The old mountain road from Kenmare to Bantry wanders alongside the Sheen river, and by its tributary Coomeelan stream; then it rises, dips, and winds crazily over the wild western shoulders of Knockboy and Coomhola, before falling to the Cooleenlemane valley and joining the coast road at Dromkeal. At the highest point of this difficult pass (admittedly made less hazardous nowadays by a metalled and gravelled surface), the traveller passes from County Kerry to County Cork at Cummeenshrule, by the Priest’s Leap.

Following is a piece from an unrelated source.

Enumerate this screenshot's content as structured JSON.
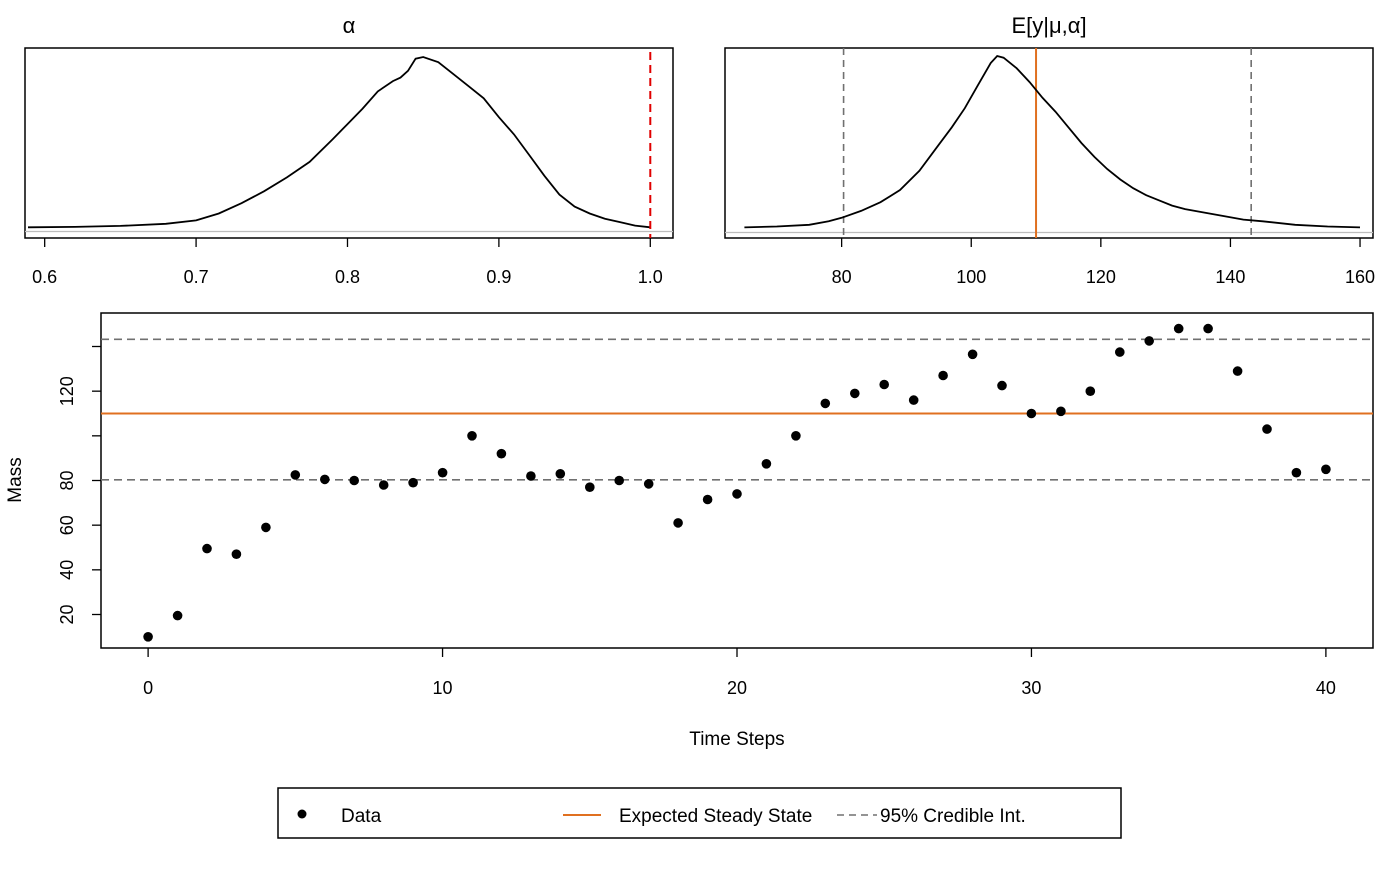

The priest and his leap have passed into legend; but which legend? The name occurs, unremarked, on a map of 1600, but plentiful explanations have been forthcoming in succeeding centuries. Most commonly, it is told that a priest—variously, Father James Archer, or the Jesuit lay brother Dominic Collins—was fleeing from the English soldiery (whose pursuing hounds left paw-prints in a rock at Killabunane) after the defeat of Donal Cam O’Sullivan at Dunboy. The priest, on horseback, reached the summit of this pass, with its steep rock and distant view of Bantry Bay, and leapt; the prints of his horse’s hooves survive, on the rock where he landed, nine miles away on the outskirts of Bantry. In an earlier version, a priest was summoned to attend a dying person in Bantry; praying lest he arrive too late, he leapt from a rock in Cummeenshrule and arrived at his destination. Yet another tale tells of a priest who, in penal times, was celebrating at a mass rock hereabouts when he was disturbed by law officers, and eluded capture by making this miraculous leap. More recently, a known cleric—not a ‘priest’, but the protestant rector of Kilcrohane—died mysteriously here in 1809.

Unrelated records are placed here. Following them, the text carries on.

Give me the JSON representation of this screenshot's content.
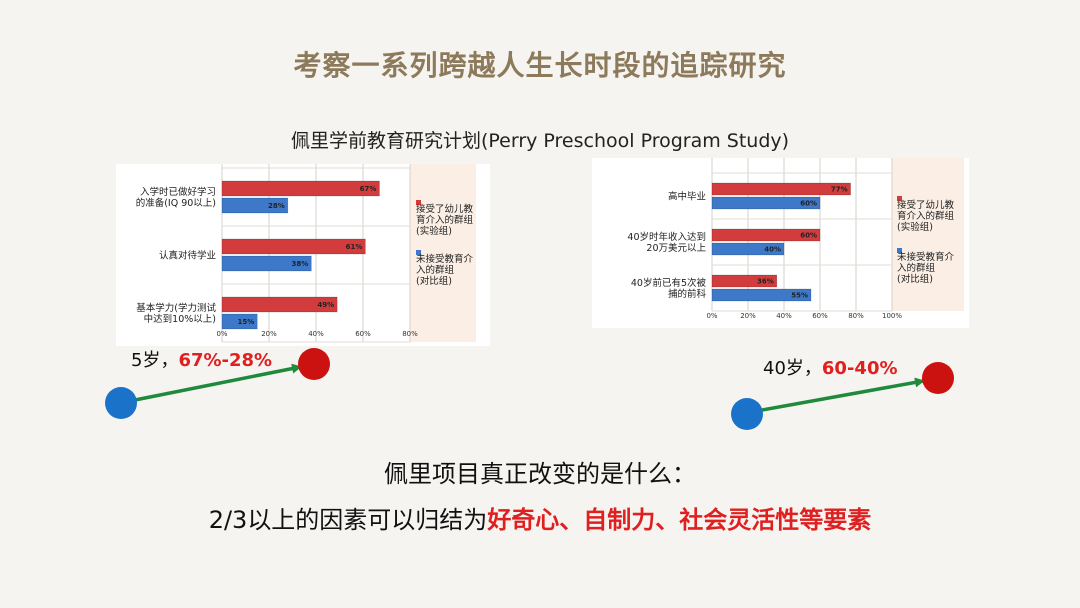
{
  "page": {
    "title": "考察一系列跨越人生长时段的追踪研究",
    "subtitle": "佩里学前教育研究计划(Perry Preschool Program Study)"
  },
  "chart_data": [
    {
      "type": "bar",
      "orientation": "horizontal",
      "categories": [
        "入学时已做好学习的准备(IQ 90以上)",
        "认真对待学业",
        "基本学力(学力测试中达到10%以上)"
      ],
      "category_lines": [
        [
          "入学时已做好学习",
          "的准备(IQ 90以上)"
        ],
        [
          "认真对待学业"
        ],
        [
          "基本学力(学力测试",
          "中达到10%以上)"
        ]
      ],
      "series": [
        {
          "name": "接受了幼儿教育介入的群组(实验组)",
          "name_lines": [
            "接受了幼儿教",
            "育介入的群组",
            "(实验组)"
          ],
          "values": [
            67,
            61,
            49
          ],
          "color": "#d23c3c"
        },
        {
          "name": "未接受教育介入的群组(对比组)",
          "name_lines": [
            "未接受教育介",
            "入的群组",
            "(对比组)"
          ],
          "values": [
            28,
            38,
            15
          ],
          "color": "#3e78c8"
        }
      ],
      "value_labels": [
        [
          "67%",
          "61%",
          "49%"
        ],
        [
          "28%",
          "38%",
          "15%"
        ]
      ],
      "xlim": [
        0,
        80
      ],
      "x_ticks": [
        "0%",
        "20%",
        "40%",
        "60%",
        "80%"
      ],
      "grid": true,
      "legend": "right"
    },
    {
      "type": "bar",
      "orientation": "horizontal",
      "categories": [
        "高中毕业",
        "40岁时年收入达到20万美元以上",
        "40岁前已有5次被捕的前科"
      ],
      "category_lines": [
        [
          "高中毕业"
        ],
        [
          "40岁时年收入达到",
          "20万美元以上"
        ],
        [
          "40岁前已有5次被",
          "捕的前科"
        ]
      ],
      "series": [
        {
          "name": "接受了幼儿教育介入的群组(实验组)",
          "name_lines": [
            "接受了幼儿教",
            "育介入的群组",
            "(实验组)"
          ],
          "values": [
            77,
            60,
            36
          ],
          "color": "#d23c3c"
        },
        {
          "name": "未接受教育介入的群组(对比组)",
          "name_lines": [
            "未接受教育介",
            "入的群组",
            "(对比组)"
          ],
          "values": [
            60,
            40,
            55
          ],
          "color": "#3e78c8"
        }
      ],
      "value_labels": [
        [
          "77%",
          "60%",
          "36%"
        ],
        [
          "60%",
          "40%",
          "55%"
        ]
      ],
      "xlim": [
        0,
        100
      ],
      "x_ticks": [
        "0%",
        "20%",
        "40%",
        "60%",
        "80%",
        "100%"
      ],
      "grid": true,
      "legend": "right"
    }
  ],
  "annotations": {
    "left": {
      "prefix": "5岁，",
      "value": "67%-28%"
    },
    "right": {
      "prefix": "40岁，",
      "value": "60-40%"
    }
  },
  "question": "佩里项目真正改变的是什么：",
  "conclusion": {
    "prefix": "2/3以上的因素可以归结为",
    "highlight": "好奇心、自制力、社会灵活性等要素"
  },
  "colors": {
    "title": "#8c7a5b",
    "highlight": "#e02020",
    "dot_red": "#cc1111",
    "dot_blue": "#1a73c8",
    "arrow": "#1f8a3c"
  }
}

None of this really explains the name. Why a refugee from the massacre at Dunboy should be travelling from Kenmare to Bantry is left unexplained, and, in any case, Priest’s Leap was so called (in English) at an earlier date than the siege of Dunboy. Great leaps are common in Irish folklore, and léim occurs in a number of Irish placenames—though, suggestively, not here. Perhaps a priest did, once, leap from this crag, for reasons as lost as his name; or perhaps legends of more ancient heroes were transferred in the telling, as legends sometimes are, to later dates and contexts; or perhaps the origin of the name was obscure, and stories were later invented to explain it. After all, this road, and this landscape, ravish the eye and the imagination as much as any other on Beara; and every myth seems possible here.